Hoy las reglas han cambiado. La mayoría sucumbe a la tiranía del whatsapp. No es extraño ver un grupo de amigos aglutinados en torno a algo –una mesa, un tapete, una bacanal de cervezas, un 3-0, una limosina– y estar a millones de km de distancia. La estampa es clásica. Codo con codo, cara a cara, pero adorando al dios móvil y muriendo por él.
No comprendo ese afán por dar más importancia al ausente que al presente. Personalmente, prefiero que no queden conmigo. Me resulta tan estúpido como aquella vez que después de compartir silencio durante una hora de viaje me invitaron al bar. ¿Para qué, para seguir callados? Para eso me echo la cerveza en casa, que la tele habla cuando yo quiero.
No ha mucho una compañera me confesó que usaba el whatsapp más de lo necesario. Que estaba enganchada, vamos. Y así es en muchos casos: un servicio de mensajería que se ha convertido en una esclavitud, por el único motivo de ser gratuito –previo pago de tarifa plana, claro. Es como descargarse el emule y estar todo el día bajando series y películas que jamás tendrás oportunidad de ver.
Hace unos años se decía que si no estabas en internet no existías. Luego llegaron tuenti y facebook. Hoy, sin twitter o whatsapp no eres nadie. 500 megas de datos por 30 euros, y la incapacidad real de comunicarte con el compañero de fatigas.

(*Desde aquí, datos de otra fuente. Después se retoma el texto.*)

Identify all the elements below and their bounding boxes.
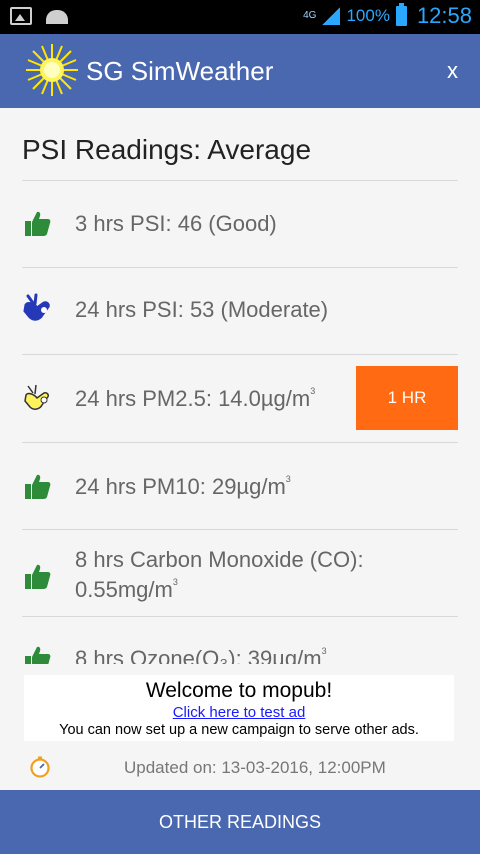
- divider: [22, 442, 458, 443]
- reading-text: 24 hrs PM10: 29µg/m3: [75, 474, 291, 499]
- reading-text: 24 hrs PM2.5: 14.0µg/m3: [75, 386, 316, 411]
- ad-description: You can now set up a new campaign to ser…: [59, 722, 419, 738]
- battery-percent: 100%: [346, 6, 390, 25]
- reading-text: 3 hrs PSI: 46 (Good): [75, 211, 277, 236]
- updated-timestamp: Updated on: 13-03-2016, 12:00PM: [124, 758, 386, 777]
- divider: [22, 267, 458, 268]
- android-notification-icon: [46, 10, 68, 24]
- one-hour-button[interactable]: 1 HR: [356, 366, 458, 430]
- reading-text: 8 hrs Carbon Monoxide (CO): 0.55mg/m3: [75, 547, 364, 602]
- other-readings-button[interactable]: OTHER READINGS: [0, 790, 480, 854]
- ad-test-link[interactable]: Click here to test ad: [24, 704, 454, 721]
- thumbs-up-icon: [25, 474, 51, 499]
- network-type: 4G: [303, 10, 317, 21]
- readings-panel: PSI Readings: Average 3 hrs PSI: 46 (Goo…: [0, 108, 480, 664]
- signal-icon: [322, 7, 341, 25]
- reading-text: 24 hrs PSI: 53 (Moderate): [75, 297, 329, 322]
- divider: [22, 354, 458, 355]
- image-notification-icon: [10, 7, 32, 25]
- sun-icon: [26, 44, 78, 96]
- ok-hand-icon: [23, 293, 50, 321]
- updated-info: Updated on: 13-03-2016, 12:00PM: [0, 756, 480, 782]
- reading-text: 8 hrs Ozone(O₃): 39µg/m3: [75, 646, 327, 664]
- page-title: PSI Readings: Average: [22, 134, 312, 165]
- app-bar: SG SimWeather x: [0, 34, 480, 108]
- thumbs-up-icon: [25, 564, 51, 589]
- status-bar: 4G 100% 12:58: [0, 0, 480, 34]
- ad-title: Welcome to mopub!: [145, 679, 333, 702]
- divider: [22, 529, 458, 530]
- battery-icon: [395, 3, 407, 26]
- ad-banner[interactable]: Welcome to mopub! Click here to test ad …: [24, 675, 454, 741]
- clock: 12:58: [416, 3, 472, 28]
- divider: [22, 616, 458, 617]
- close-button[interactable]: x: [447, 58, 458, 84]
- divider: [22, 180, 458, 181]
- stopwatch-icon: [30, 756, 50, 778]
- thumbs-up-icon: [25, 646, 51, 664]
- ok-hand-icon: [24, 384, 49, 410]
- app-title: SG SimWeather: [86, 56, 274, 86]
- thumbs-up-icon: [25, 211, 51, 236]
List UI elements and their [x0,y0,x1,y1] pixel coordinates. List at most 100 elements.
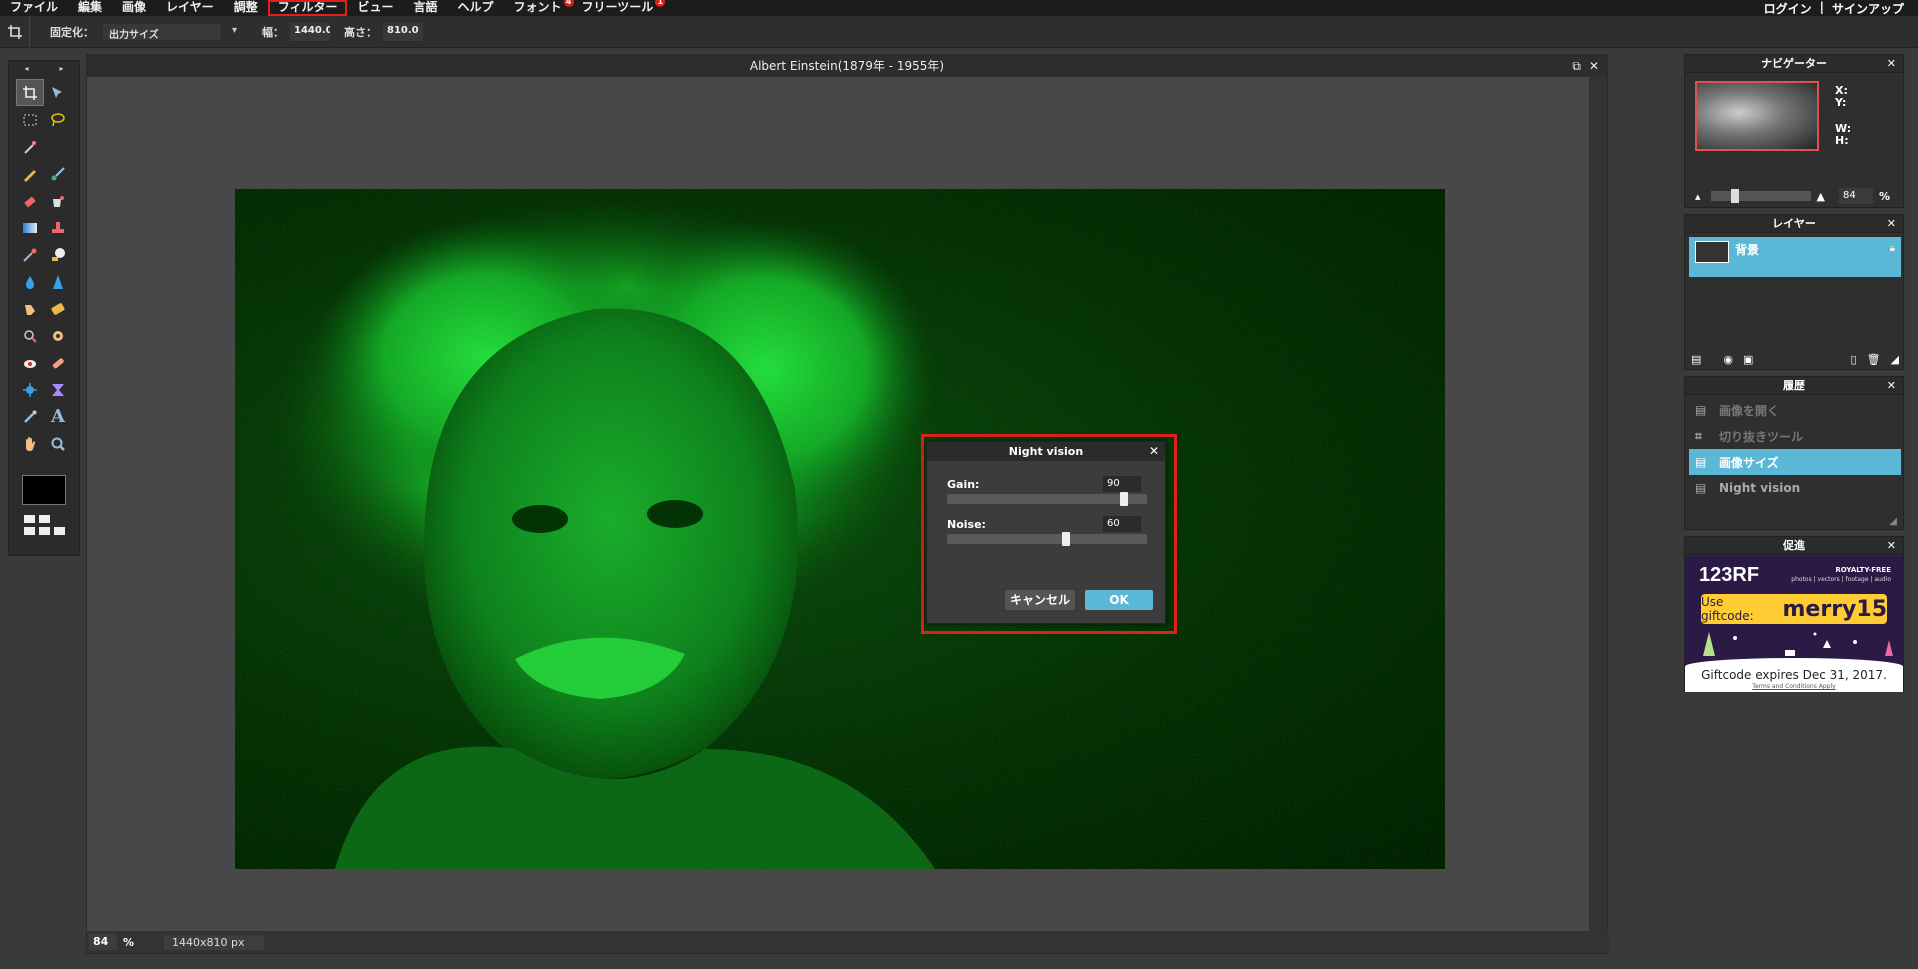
delete-layer-icon[interactable]: 🗑︎ [1867,353,1881,366]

Es de suponer que el usuario de whatsapp disfruta con su nueva forma de relacionarse, pero… ¿es que nunca le quedan ganas de apagar el móvil, de estar ilocalizable, de guardar información de verdad en la recámara en lugar de llenar los caracteres de trivialidades? Como decía otra colega, “antes quedaba con amigos a tomar un café al menos una vez al mes. Ahora les mando un whatsapp y ya he pagado la visita.” Menos mal que los niños no se incomunican mediante la dichosa red social. Ellos prefieren quedar una tarde y no dirigirse la palabra enfrascados cada uno en su playstation o xbox. Dónde va a parar.